I would be lying if I said I wasn’t discouraged. Weighing in at 217 pounds at 5ft 3in just didn’t reflect enough improvements in my vital signs, which is what the doctor is putting me through.
Then one day I was scrolling through LinkedIn posts and a request from my Facebook friend Melisza Campos caught my eye. She usually didn’t contact me on LinkedIn.
“As a volunteer for the American Heart Association, I was recently nominated to participate in a campaign called Woman of Impact. The AHA is seeking a select group of women from the Rochester area to participate in an 8-week campaign “, the message mentioned.
She shared how women can be agents of change by learning to use their voice to take charge of their health.
“Can I do something like this?” ” I asked myself. “As a journalist, I cannot raise funds, but what can I do?
Well, my foot is almost 100% healed. I can donate, participate in a team event and encourage other women. The team recently held an event led by fashion designer Nita Brown on Thursday at its MansaWear clothing and accessories boutique on Park Avenue and scheduled a celebrity bartending event on Tuesday night, March 29, at Branca city center Italian restaurant on Broad Street.
Volunteering with women in the Rochester area has inspired me to work out, become more active and lose weight.
I follow the AHA’s check-in notes, ate a low sodium and low calorie diet (low meat as well) along with LOTS more vegetables, water, and exercise. Knowing that I live a busy life and don’t cook the kinds of meals I need when I need it, I registered on Nutrisystem at the moment. This way I only have to prep veggies and have my “smartcarbs” handy. I can always cook whenever I want.

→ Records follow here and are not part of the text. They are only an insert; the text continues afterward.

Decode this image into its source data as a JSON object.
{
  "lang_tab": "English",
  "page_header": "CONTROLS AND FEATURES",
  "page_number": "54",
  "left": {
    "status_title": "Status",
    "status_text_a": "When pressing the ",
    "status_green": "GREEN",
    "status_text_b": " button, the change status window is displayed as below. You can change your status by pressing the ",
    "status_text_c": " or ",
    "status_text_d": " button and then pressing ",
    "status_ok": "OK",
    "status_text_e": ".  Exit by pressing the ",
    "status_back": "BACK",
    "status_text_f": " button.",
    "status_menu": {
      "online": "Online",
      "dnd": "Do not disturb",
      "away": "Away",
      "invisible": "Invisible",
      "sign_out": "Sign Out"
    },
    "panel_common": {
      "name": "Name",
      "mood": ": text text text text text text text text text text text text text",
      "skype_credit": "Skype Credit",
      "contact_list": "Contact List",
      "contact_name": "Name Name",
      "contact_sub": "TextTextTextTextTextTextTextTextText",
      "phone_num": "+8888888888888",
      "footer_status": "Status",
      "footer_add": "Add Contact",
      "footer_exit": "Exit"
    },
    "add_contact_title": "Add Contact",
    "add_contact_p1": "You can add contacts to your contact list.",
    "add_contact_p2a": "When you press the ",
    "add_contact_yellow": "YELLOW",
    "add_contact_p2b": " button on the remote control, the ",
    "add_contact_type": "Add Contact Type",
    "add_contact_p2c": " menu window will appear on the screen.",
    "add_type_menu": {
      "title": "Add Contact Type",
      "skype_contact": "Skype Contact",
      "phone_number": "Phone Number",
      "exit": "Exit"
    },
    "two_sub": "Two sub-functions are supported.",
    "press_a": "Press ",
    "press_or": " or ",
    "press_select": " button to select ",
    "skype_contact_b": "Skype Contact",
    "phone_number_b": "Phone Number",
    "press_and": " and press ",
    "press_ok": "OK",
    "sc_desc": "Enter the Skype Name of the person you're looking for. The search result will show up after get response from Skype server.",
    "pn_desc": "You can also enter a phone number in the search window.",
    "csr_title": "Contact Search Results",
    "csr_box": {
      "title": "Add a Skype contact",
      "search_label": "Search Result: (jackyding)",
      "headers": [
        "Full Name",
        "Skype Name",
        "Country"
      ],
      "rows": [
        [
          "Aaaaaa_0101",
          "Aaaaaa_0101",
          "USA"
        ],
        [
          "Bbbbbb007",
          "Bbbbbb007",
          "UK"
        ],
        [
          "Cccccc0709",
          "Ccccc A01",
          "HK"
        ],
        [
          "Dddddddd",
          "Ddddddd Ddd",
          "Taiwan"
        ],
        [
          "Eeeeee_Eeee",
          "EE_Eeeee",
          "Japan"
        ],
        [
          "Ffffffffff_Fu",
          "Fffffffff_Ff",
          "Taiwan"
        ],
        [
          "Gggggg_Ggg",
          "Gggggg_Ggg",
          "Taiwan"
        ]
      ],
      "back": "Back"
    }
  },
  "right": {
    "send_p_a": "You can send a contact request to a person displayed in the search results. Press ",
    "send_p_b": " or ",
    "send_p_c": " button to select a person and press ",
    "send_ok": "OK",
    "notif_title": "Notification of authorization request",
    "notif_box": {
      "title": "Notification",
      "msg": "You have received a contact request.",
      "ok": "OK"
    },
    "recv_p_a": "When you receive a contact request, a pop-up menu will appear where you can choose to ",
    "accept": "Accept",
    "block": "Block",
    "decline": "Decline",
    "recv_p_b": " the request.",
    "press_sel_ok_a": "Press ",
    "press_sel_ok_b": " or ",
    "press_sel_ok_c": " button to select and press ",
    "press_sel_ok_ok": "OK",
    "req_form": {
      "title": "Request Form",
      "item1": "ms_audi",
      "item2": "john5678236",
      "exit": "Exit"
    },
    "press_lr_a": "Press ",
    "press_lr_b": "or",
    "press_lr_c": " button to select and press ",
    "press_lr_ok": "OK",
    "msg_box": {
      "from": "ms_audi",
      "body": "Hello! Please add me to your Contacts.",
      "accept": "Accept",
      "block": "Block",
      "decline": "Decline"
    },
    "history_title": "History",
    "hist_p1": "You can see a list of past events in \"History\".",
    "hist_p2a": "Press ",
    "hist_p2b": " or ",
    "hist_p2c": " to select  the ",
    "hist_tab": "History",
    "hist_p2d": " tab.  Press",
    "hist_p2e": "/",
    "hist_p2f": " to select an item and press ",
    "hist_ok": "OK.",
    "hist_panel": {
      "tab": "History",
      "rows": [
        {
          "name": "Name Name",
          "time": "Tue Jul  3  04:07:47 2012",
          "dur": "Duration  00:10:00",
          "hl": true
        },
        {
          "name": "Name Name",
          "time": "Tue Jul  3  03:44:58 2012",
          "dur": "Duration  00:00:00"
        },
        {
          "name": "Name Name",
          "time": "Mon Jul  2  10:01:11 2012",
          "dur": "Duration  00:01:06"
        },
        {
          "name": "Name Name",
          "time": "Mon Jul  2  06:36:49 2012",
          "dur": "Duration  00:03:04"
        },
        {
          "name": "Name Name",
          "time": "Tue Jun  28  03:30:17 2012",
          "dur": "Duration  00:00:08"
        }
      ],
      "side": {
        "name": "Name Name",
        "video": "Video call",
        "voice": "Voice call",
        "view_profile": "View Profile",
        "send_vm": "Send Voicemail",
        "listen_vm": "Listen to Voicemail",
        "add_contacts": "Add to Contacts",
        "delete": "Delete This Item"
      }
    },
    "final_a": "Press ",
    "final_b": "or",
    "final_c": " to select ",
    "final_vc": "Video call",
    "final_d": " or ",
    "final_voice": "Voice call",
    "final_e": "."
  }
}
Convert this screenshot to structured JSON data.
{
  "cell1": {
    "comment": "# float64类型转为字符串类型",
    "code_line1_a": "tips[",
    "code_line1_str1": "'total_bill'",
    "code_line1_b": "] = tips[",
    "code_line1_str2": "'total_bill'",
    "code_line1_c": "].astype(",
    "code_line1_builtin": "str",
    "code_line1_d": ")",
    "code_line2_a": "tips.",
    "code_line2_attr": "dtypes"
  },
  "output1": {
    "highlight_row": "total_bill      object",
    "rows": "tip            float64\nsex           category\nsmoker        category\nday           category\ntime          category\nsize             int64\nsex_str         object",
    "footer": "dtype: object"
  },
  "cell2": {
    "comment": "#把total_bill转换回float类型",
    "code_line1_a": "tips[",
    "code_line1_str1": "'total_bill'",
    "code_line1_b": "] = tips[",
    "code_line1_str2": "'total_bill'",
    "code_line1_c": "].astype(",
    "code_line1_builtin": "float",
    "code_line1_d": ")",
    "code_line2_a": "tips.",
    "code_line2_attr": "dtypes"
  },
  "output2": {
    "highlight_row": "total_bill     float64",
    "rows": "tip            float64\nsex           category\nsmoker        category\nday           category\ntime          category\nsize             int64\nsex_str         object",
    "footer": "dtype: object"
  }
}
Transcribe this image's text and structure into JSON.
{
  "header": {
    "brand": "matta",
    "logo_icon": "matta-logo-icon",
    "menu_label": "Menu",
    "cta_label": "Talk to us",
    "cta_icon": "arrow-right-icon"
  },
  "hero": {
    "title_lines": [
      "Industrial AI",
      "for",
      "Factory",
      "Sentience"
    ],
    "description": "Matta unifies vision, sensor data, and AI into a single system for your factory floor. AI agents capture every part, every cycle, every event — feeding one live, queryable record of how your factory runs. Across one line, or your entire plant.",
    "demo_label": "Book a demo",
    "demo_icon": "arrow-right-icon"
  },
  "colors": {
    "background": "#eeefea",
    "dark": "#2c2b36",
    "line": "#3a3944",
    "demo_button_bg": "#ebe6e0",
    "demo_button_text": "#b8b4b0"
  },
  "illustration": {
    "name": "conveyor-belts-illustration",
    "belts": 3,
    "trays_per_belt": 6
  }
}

So I stepped on the scale the other morning: 203 pounds. “Progress”, I thought.
Blood pressure: 112/72. Pulse: 74. Much improved. I feel more centered, definitely encouraged seeing these results.
Now that I am aware and understanding that women’s heart health is essential to our lives, I will pursue better health. I want to live longer (for me, my family, my future grandchildren), so I work on my heart.